Be gentle with yourself, I thought. You just did a lot, for a long time. You did enough. Now be gentle for a while. Let the swelling waters of your brain recede.
A day after that I watched as my Amazon numbers finally (inevitably!) dropped to a number I was no longer excited about and I thought, farewell for now to a specific kind of vibe about this book. But I love it so much and have had so much fun with putting it out there, I don’t care. I had a nice first month. It was more than enough.
The next day I got an email from someone who was being hard on themselves about not accomplishing enough, not writing enough, struggling with being the version of themselves they wanted to be, that writer version, and I told them to be gentle with themselves, too.
Honestly if you are trying you are doing fucking great.
Today, I watched that Tracy Chapman performance at the Grammy’s (like 100x) and it made me think about how hard a lot of us work to make our art and how if you can just make ONE thing that feels eternal or lasts a long time you’re really lucky. Like one thing is actually enough.
Most of us will never make anything on such a grand scale, to be witnessed and consumed and treasured and loved by so many. Come on, we’re writing books here! It’s nearly impossible.
But we could make something that could stick in someone’s brain for a good long time, and that feels like enough. Or we could write a letter to someone that makes them feel better about themselves just when they need it and they’ll remember that forever. Or we could make something (even just write a sentence!) that changes our life in a way because we learned something we needed to learn about ourselves. All of those things feel pretty good.
Enough to me lately feels like I tried hard, accomplished the right amount of work, put in all the effort I could. Whatever I get out of it in return is up in the air. I just want to walk away feeling like I did enough.
What feels like enough to you?
Jami
You are reading Craft Talk, the home of #1000wordsofsummer and also a weekly newsletter about writing from Jami Attenberg. I’m also on twitter and instagram.

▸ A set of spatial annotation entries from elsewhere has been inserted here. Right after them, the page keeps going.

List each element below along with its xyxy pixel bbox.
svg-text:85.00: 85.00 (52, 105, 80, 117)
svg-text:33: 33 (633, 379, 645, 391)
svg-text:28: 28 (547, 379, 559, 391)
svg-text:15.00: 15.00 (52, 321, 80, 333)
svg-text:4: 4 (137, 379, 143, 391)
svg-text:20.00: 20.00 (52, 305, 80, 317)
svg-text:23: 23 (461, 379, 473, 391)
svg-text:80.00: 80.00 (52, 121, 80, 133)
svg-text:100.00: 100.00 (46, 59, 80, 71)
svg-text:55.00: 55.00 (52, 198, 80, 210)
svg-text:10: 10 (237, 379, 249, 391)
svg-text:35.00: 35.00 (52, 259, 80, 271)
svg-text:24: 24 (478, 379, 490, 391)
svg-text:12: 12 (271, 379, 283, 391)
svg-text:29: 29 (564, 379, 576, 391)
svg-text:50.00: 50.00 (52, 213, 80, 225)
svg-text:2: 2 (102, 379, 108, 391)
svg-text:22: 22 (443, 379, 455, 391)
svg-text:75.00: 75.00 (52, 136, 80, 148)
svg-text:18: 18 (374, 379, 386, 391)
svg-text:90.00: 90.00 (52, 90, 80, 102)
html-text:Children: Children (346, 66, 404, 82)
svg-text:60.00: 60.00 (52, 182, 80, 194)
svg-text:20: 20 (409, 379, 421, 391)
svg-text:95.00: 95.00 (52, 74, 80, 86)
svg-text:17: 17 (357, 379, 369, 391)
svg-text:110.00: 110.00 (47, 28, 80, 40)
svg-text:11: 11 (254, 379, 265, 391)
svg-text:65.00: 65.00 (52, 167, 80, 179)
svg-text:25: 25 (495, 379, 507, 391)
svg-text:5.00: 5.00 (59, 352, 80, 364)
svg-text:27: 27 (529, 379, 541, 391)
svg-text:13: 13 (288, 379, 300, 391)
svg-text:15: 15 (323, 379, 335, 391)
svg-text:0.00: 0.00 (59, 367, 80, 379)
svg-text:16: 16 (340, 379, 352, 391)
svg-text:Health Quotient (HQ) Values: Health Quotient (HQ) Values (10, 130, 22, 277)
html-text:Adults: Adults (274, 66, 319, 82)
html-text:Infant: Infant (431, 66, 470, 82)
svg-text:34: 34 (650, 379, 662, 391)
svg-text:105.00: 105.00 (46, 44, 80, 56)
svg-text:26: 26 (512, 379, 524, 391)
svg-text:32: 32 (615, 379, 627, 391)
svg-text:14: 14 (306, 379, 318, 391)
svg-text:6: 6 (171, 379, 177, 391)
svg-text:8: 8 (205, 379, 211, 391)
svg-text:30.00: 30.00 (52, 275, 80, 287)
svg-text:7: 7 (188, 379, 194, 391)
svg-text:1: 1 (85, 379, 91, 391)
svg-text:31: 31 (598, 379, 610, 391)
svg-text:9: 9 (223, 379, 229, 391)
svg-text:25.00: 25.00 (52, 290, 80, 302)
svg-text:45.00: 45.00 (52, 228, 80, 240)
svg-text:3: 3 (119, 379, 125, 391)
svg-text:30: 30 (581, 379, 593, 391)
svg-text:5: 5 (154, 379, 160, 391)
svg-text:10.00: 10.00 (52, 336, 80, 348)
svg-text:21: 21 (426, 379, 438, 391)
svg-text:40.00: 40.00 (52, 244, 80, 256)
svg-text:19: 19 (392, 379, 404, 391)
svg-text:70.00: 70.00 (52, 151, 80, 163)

Thank you for sharing this Jamie. I needed to hear these words today, just now. I needed the reminder about “enough”, not just for my writing but the other roles I play in life as well. For me, enough is the feeling of snuggling with my 9 year old at bedtime listening to her tell about her day and her dreams. It’s the feeling of taking a silent long walk with my dog, knowing we have both done something that’s good for us. Enough is the feeling of putting down words that have come from me and are expressing something within me. Witnessing Tracy Chapman’s sublime rendition yesterday was an absolute blessing!
We seem to have a disease in this culture of lack of satisfaction. In other words, never enough. It might show up in stuff, FOMO, whatever markers make sense to each person. I have fought it my entire life, and in my writing life it shows up as always one more task I feel I should do, to somehow do it right. I loved your piece because it reminded and reassured me that the break I'm about to take is one majorly healthy choice. I've just finished promoting one novel and another is being released in April. I feel like I'm going to explode if I don't rest.